Thought I had told this story, discovering I haven't. At least, I don't think so. Story has play and replay in my brain.

On FB I posted something folks here have heard me say before. 'Poetry is not comment, complaint, or consolation. It is a shiver and a seizure.' A poet living in South Africa, I think he must be a kind of gentleman poet, took the comment up, posted it to his wall. My reaction was mixed. Glad to think somebody else might think the same way about poetry. Flattered naturally to be quoted. But also a little conscience stricken, knowing from whose example I kind of took. This is the story to make things right, at least in my sense of reckonings.

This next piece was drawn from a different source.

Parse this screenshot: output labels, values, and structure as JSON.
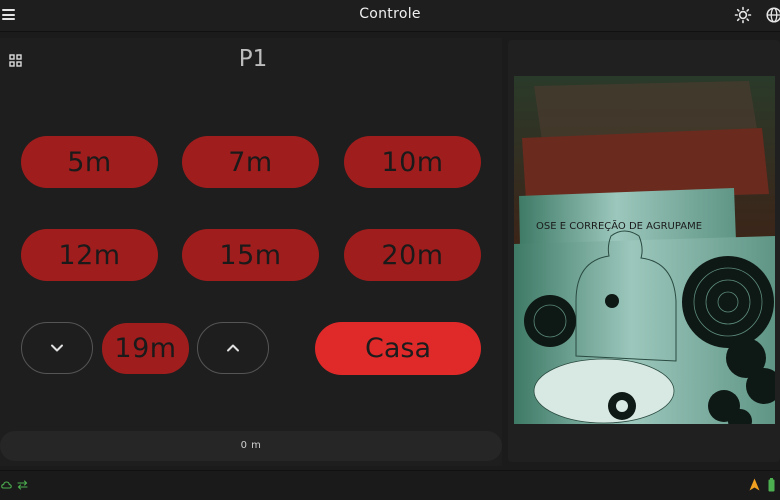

The British poet, A.E. Housman, 1859-1936, had a first, popular success with his collection, "A Shropshire Lad." First published in 1896. I think Housman was in convalescence from a serious illness when he wrote the poetry. It was read widely well into the WW1 years. Pretty sure it's safe to say it incited the Georgian poets of Eddie Marsh's group. Bucolic, pastoral, poignant and speaking to the loss of youth. Said again, a collection quite popular during the war years in Britain. Mentioned as a throw-away aside, it has always struck me that the Germans too had a favorite poem in those years, a poem not so dissimilar. Young Rilke's "The Tale of the Love and Death of the Cornet Christopher Rilke." Young poetry, pathetic poetry, as archly Romantic and as fatalistic. Historians of those years would do well to read both poets to get a sense of the trauma brought about by decadent nationalism.

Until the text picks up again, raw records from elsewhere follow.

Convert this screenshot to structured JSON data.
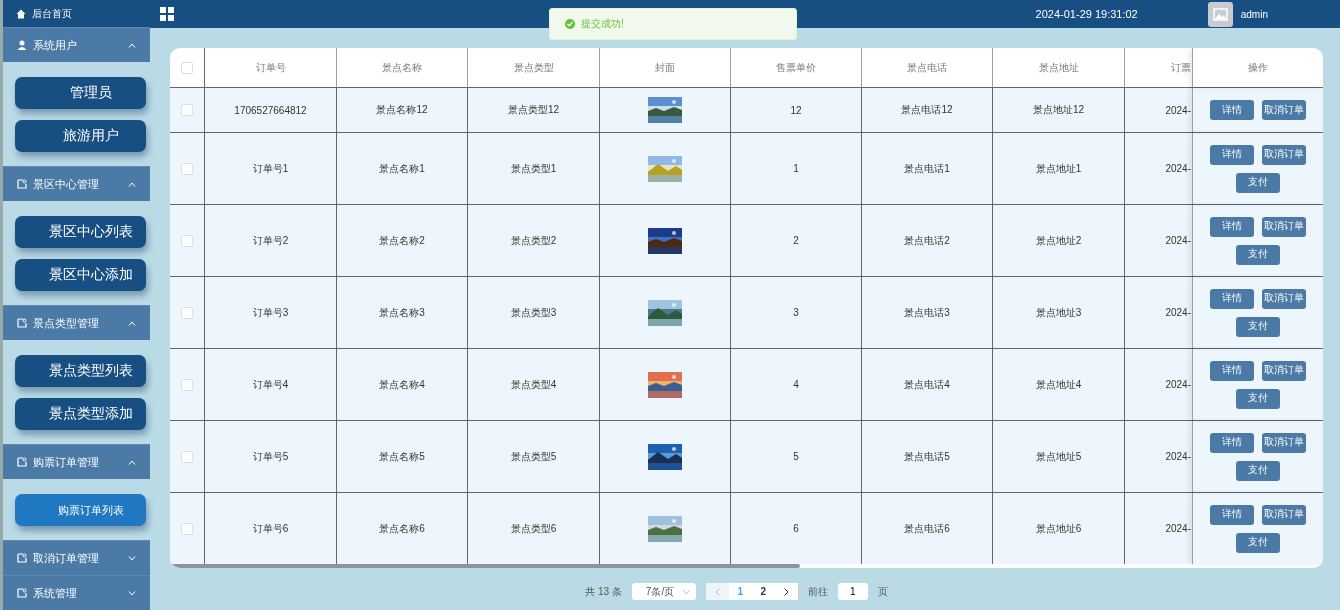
{
  "sidebar": {
    "home": "后台首页",
    "groups": [
      {
        "label": "系统用户",
        "expanded": true,
        "items": [
          {
            "label": "管理员",
            "selected": false
          },
          {
            "label": "旅游用户",
            "selected": false
          }
        ]
      },
      {
        "label": "景区中心管理",
        "expanded": true,
        "items": [
          {
            "label": "景区中心列表",
            "selected": false
          },
          {
            "label": "景区中心添加",
            "selected": false
          }
        ]
      },
      {
        "label": "景点类型管理",
        "expanded": true,
        "items": [
          {
            "label": "景点类型列表",
            "selected": false
          },
          {
            "label": "景点类型添加",
            "selected": false
          }
        ]
      },
      {
        "label": "购票订单管理",
        "expanded": true,
        "items": [
          {
            "label": "购票订单列表",
            "selected": true
          }
        ]
      },
      {
        "label": "取消订单管理",
        "expanded": false
      },
      {
        "label": "系统管理",
        "expanded": false
      }
    ]
  },
  "header": {
    "datetime": "2024-01-29 19:31:02",
    "user": "admin"
  },
  "toast": {
    "message": "提交成功!"
  },
  "table": {
    "select_all_checked": false,
    "columns": [
      "订单号",
      "景点名称",
      "景点类型",
      "封面",
      "售票单价",
      "景点电话",
      "景点地址",
      "订票"
    ],
    "action_column": "操作",
    "rows": [
      {
        "checked": false,
        "order": "1706527664812",
        "name": "景点名称12",
        "type": "景点类型12",
        "cover": {
          "kind": "picture"
        },
        "price": "12",
        "phone": "景点电话12",
        "address": "景点地址12",
        "date": "2024-",
        "actions": [
          "详情",
          "取消订单"
        ]
      },
      {
        "checked": false,
        "order": "订单号1",
        "name": "景点名称1",
        "type": "景点类型1",
        "cover": {
          "kind": "picture"
        },
        "price": "1",
        "phone": "景点电话1",
        "address": "景点地址1",
        "date": "2024-",
        "actions": [
          "详情",
          "取消订单",
          "支付"
        ]
      },
      {
        "checked": false,
        "order": "订单号2",
        "name": "景点名称2",
        "type": "景点类型2",
        "cover": {
          "kind": "picture"
        },
        "price": "2",
        "phone": "景点电话2",
        "address": "景点地址2",
        "date": "2024-",
        "actions": [
          "详情",
          "取消订单",
          "支付"
        ]
      },
      {
        "checked": false,
        "order": "订单号3",
        "name": "景点名称3",
        "type": "景点类型3",
        "cover": {
          "kind": "picture"
        },
        "price": "3",
        "phone": "景点电话3",
        "address": "景点地址3",
        "date": "2024-",
        "actions": [
          "详情",
          "取消订单",
          "支付"
        ]
      },
      {
        "checked": false,
        "order": "订单号4",
        "name": "景点名称4",
        "type": "景点类型4",
        "cover": {
          "kind": "picture"
        },
        "price": "4",
        "phone": "景点电话4",
        "address": "景点地址4",
        "date": "2024-",
        "actions": [
          "详情",
          "取消订单",
          "支付"
        ]
      },
      {
        "checked": false,
        "order": "订单号5",
        "name": "景点名称5",
        "type": "景点类型5",
        "cover": {
          "kind": "picture"
        },
        "price": "5",
        "phone": "景点电话5",
        "address": "景点地址5",
        "date": "2024-",
        "actions": [
          "详情",
          "取消订单",
          "支付"
        ]
      },
      {
        "checked": false,
        "order": "订单号6",
        "name": "景点名称6",
        "type": "景点类型6",
        "cover": {
          "kind": "picture"
        },
        "price": "6",
        "phone": "景点电话6",
        "address": "景点地址6",
        "date": "2024-",
        "actions": [
          "详情",
          "取消订单",
          "支付"
        ]
      }
    ]
  },
  "pagination": {
    "total": "共 13 条",
    "page_size": "7条/页",
    "pages": [
      {
        "label": "1",
        "selected": true
      },
      {
        "label": "2",
        "selected": false
      }
    ],
    "goto_label": "前往",
    "goto_value": "1",
    "goto_suffix": "页"
  }
}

I figure Housman was a retiring kind of guy, not much taken up by attention. He did not publish poetry again until 1922. Instead, he worked as a Classicist at Cambridge. Working in Latin, his focus on Latin poetry starting in 1911. Truth is, I can understand the retreat he made, found, cultivated. It tends to amount to a defense mechanism.

9 May, 1933. Housman, aged 78 and with 3 more years to live. By invitation he delivered a lecture at Cambridge called "The Name And Nature Of Poetry." Everybody who was anybody in the London literary scene came up for it, for this old man whose sense of poetics had long since been superceded by the Modernists. Stay with that for a moment. A tectonic shift had occurred in poetic language since Housman's early success and still the need to know what the old man thought. In the Cambridge lecture hall it was an SRO audience. This at a time when London was a lit. capitol.

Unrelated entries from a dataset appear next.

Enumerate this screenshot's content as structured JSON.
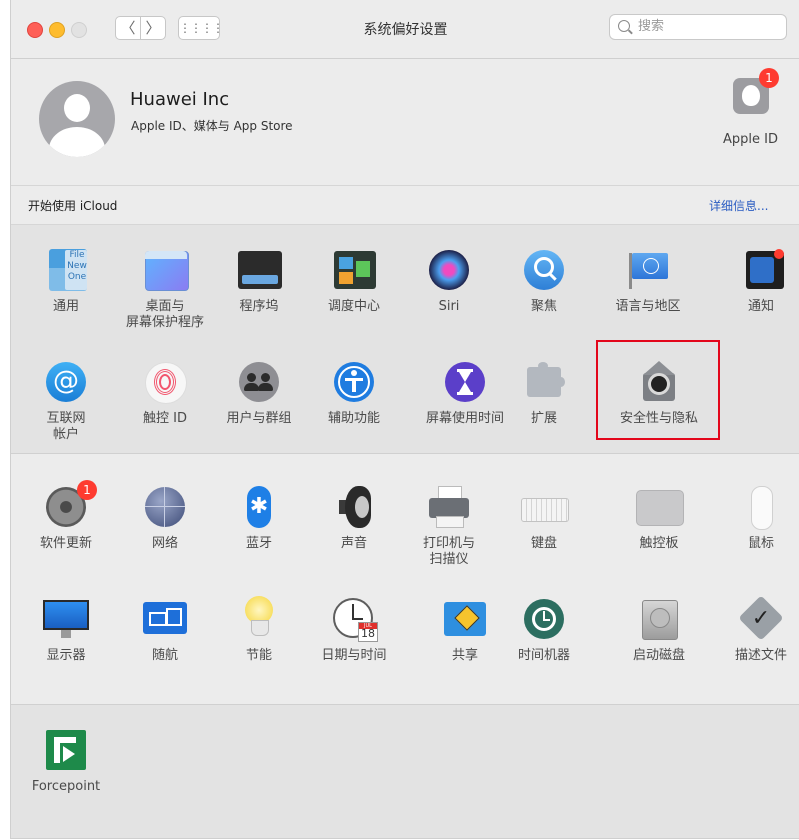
{
  "window": {
    "title": "系统偏好设置"
  },
  "toolbar": {
    "back": "〈",
    "forward": "〉",
    "grid": "⋮⋮⋮⋮",
    "search_placeholder": "搜索"
  },
  "account": {
    "name": "Huawei Inc",
    "subtitle": "Apple ID、媒体与 App Store",
    "apple_id_label": "Apple ID",
    "badge_count": "1"
  },
  "icloud": {
    "label": "开始使用 iCloud",
    "details": "详细信息..."
  },
  "section1": {
    "row1": [
      {
        "label": "通用",
        "icon": "general-icon"
      },
      {
        "label": "桌面与\n屏幕保护程序",
        "icon": "desktop-screensaver-icon"
      },
      {
        "label": "程序坞",
        "icon": "dock-icon"
      },
      {
        "label": "调度中心",
        "icon": "mission-control-icon"
      },
      {
        "label": "Siri",
        "icon": "siri-icon"
      },
      {
        "label": "聚焦",
        "icon": "spotlight-icon"
      },
      {
        "label": "语言与地区",
        "icon": "language-region-icon"
      },
      {
        "label": "通知",
        "icon": "notifications-icon"
      }
    ],
    "row2": [
      {
        "label": "互联网\n帐户",
        "icon": "internet-accounts-icon"
      },
      {
        "label": "触控 ID",
        "icon": "touch-id-icon"
      },
      {
        "label": "用户与群组",
        "icon": "users-groups-icon"
      },
      {
        "label": "辅助功能",
        "icon": "accessibility-icon"
      },
      {
        "label": "屏幕使用时间",
        "icon": "screen-time-icon"
      },
      {
        "label": "扩展",
        "icon": "extensions-icon"
      },
      {
        "label": "安全性与隐私",
        "icon": "security-privacy-icon"
      }
    ]
  },
  "section2": {
    "row1": [
      {
        "label": "软件更新",
        "icon": "software-update-icon",
        "badge": "1"
      },
      {
        "label": "网络",
        "icon": "network-icon"
      },
      {
        "label": "蓝牙",
        "icon": "bluetooth-icon"
      },
      {
        "label": "声音",
        "icon": "sound-icon"
      },
      {
        "label": "打印机与\n扫描仪",
        "icon": "printers-scanners-icon"
      },
      {
        "label": "键盘",
        "icon": "keyboard-icon"
      },
      {
        "label": "触控板",
        "icon": "trackpad-icon"
      },
      {
        "label": "鼠标",
        "icon": "mouse-icon"
      }
    ],
    "row2": [
      {
        "label": "显示器",
        "icon": "displays-icon"
      },
      {
        "label": "随航",
        "icon": "sidecar-icon"
      },
      {
        "label": "节能",
        "icon": "energy-saver-icon"
      },
      {
        "label": "日期与时间",
        "icon": "date-time-icon",
        "date_text": "JUL",
        "day_text": "18"
      },
      {
        "label": "共享",
        "icon": "sharing-icon"
      },
      {
        "label": "时间机器",
        "icon": "time-machine-icon"
      },
      {
        "label": "启动磁盘",
        "icon": "startup-disk-icon"
      },
      {
        "label": "描述文件",
        "icon": "profiles-icon"
      }
    ]
  },
  "section3": {
    "items": [
      {
        "label": "Forcepoint",
        "icon": "forcepoint-icon"
      }
    ]
  },
  "general_icon_text": [
    "File",
    "New",
    "One"
  ],
  "colors": {
    "highlight": "#e3061b",
    "link": "#2a5cc2",
    "badge": "#fe3b30"
  }
}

The lecture is boring, circumspect, Augustan. Dryden or Pope could have been up there at the podium spilling and spelling out the rules. Then, in what might have been the lecture's last 10 minutes, Housman drops his little petard.

"Poetry indeed seems to me more physical than intellectual. A year or two ago, in the company of others, I received from America, a request that I would define poetry. I replied that I could no more define poetry than a terrier can define a rat, but that I thought we both recognized the object by the symptoms in which it provokes in us. One of those symptoms was described in connection with another object by Eliphaz the Temanite: 'A spirit passed before my face: the hair of my flesh stood up.' Experience has taught me, when I am shaving of a morning, to keep watch over my thoughts, because, if a line of poetry strays into my memory, my skin bristles so that the razor ceases to act. This particular sympton is accompanied by a shiver down the spine; there is another which consists in a constriction of the throat and a precipitation of water to the eyes; and there is a third which I can only describe by borrowing a phrase from one of Keat's last letters, where he says, speaking of Fanny Brawne, 'everything that reminds me of her goes through me like a spear.' The seat of this sensation is the pit of my stomach."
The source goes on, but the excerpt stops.